Chris - Are there any risks associated with doing this kind of thing?
Ross - With my work, I would say no. the gene that we insert into E. coli is completely benign and certainly, it doesn't change how toxic the E. coli is to us. So in that sense, no, there really are no risks with what I do personally.
Chris - And looking to the future, say we can build bespoke proteins, would there be both therapeutic and industrial applications here? Could you take some of these diseases that people suffer from because one of their own proteins is the wrong shape and build one that works better for them and put it in?

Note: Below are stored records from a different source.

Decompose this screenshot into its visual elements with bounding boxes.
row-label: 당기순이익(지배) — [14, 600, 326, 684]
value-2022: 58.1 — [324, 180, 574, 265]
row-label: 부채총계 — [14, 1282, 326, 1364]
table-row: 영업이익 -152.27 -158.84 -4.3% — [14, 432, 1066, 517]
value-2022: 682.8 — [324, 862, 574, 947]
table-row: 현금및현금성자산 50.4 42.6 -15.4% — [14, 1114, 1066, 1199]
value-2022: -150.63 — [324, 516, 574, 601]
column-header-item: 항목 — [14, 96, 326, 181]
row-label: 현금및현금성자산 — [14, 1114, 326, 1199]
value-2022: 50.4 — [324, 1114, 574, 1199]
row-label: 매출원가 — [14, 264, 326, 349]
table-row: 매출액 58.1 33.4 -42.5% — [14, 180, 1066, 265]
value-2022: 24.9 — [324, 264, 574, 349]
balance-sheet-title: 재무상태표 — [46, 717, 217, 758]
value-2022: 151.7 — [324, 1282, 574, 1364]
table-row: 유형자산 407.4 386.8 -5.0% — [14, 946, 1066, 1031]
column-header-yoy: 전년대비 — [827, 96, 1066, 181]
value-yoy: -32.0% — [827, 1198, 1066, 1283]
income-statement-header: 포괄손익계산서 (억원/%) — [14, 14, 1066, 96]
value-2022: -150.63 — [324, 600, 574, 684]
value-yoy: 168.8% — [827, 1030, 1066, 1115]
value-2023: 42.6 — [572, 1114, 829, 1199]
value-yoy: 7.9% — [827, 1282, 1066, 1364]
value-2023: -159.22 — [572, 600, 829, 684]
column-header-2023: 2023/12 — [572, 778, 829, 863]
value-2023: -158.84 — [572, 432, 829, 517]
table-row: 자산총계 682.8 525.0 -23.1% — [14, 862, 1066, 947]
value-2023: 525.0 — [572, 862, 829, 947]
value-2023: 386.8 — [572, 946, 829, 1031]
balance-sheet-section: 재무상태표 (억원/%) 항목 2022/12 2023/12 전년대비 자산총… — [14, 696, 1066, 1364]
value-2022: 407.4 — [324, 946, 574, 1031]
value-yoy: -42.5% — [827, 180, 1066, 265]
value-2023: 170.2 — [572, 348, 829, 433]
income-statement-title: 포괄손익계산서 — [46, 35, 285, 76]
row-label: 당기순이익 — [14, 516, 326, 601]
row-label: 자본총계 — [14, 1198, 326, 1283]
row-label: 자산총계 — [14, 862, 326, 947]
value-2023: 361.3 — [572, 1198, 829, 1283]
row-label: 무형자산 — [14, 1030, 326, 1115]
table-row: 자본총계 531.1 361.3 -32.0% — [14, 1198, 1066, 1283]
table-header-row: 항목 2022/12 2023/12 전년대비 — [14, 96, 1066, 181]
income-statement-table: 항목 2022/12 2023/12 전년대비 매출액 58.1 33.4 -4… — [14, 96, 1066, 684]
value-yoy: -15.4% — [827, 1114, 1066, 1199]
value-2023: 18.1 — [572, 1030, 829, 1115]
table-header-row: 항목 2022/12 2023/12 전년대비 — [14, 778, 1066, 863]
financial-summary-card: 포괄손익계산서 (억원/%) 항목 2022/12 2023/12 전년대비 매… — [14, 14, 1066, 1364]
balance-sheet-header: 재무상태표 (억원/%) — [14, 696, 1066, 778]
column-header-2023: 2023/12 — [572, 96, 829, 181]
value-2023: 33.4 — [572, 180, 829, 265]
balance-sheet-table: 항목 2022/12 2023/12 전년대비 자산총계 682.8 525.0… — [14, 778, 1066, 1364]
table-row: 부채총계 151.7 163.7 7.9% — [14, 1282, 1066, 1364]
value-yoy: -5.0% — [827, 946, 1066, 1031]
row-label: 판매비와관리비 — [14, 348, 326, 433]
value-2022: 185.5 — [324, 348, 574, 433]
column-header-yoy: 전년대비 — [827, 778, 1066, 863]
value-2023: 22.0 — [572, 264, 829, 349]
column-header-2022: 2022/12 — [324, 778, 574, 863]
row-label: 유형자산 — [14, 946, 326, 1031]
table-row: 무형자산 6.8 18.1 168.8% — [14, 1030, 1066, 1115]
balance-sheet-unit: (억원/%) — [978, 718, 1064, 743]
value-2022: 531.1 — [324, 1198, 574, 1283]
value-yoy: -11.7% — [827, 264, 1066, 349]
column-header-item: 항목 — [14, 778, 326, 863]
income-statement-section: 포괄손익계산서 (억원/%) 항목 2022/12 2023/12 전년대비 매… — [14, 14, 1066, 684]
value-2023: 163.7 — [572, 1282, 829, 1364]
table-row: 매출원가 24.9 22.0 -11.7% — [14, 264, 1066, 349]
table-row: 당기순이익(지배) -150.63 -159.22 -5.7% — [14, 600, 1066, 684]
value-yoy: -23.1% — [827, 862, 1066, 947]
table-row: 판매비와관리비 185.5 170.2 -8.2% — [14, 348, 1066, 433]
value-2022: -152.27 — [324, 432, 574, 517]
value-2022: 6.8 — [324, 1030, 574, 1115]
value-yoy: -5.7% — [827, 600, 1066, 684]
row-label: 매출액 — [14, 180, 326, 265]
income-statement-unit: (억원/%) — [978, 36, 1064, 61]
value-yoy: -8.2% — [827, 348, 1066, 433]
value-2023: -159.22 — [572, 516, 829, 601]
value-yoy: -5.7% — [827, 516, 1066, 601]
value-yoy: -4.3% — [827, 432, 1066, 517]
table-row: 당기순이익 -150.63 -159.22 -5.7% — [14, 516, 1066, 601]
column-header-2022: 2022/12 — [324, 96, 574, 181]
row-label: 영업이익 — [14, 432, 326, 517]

Ross - Yeah, absolutely. This is really what's going to happen in the future. We're really at the beginning of this whole field even though it's been running for about 10 - 15 years. There's not been a huge amount of progress. Primarily, just because there's not really that many groups who've been working in it. But what we could definitely see in the future is targeted therapies for improperly folded proteins in the body. Also, directed therapies against cancer for instance, we can make antibody silent proteins to go in and perform a reaction which kills cancerous cells for instance. Industry is really where my work would be more applicable to. In the future, in the absence of crude oil, we're going to have to look for other sources of fuel and a big area of interest is making methanol from methane. Again, nature does this fairly well in the bug, but when we try and work with the proteins outside the particular bug, they're not so amenable to industrial processes. So what we're really trying to strive for is a cheap form of catalyst that we can just grow, essentially.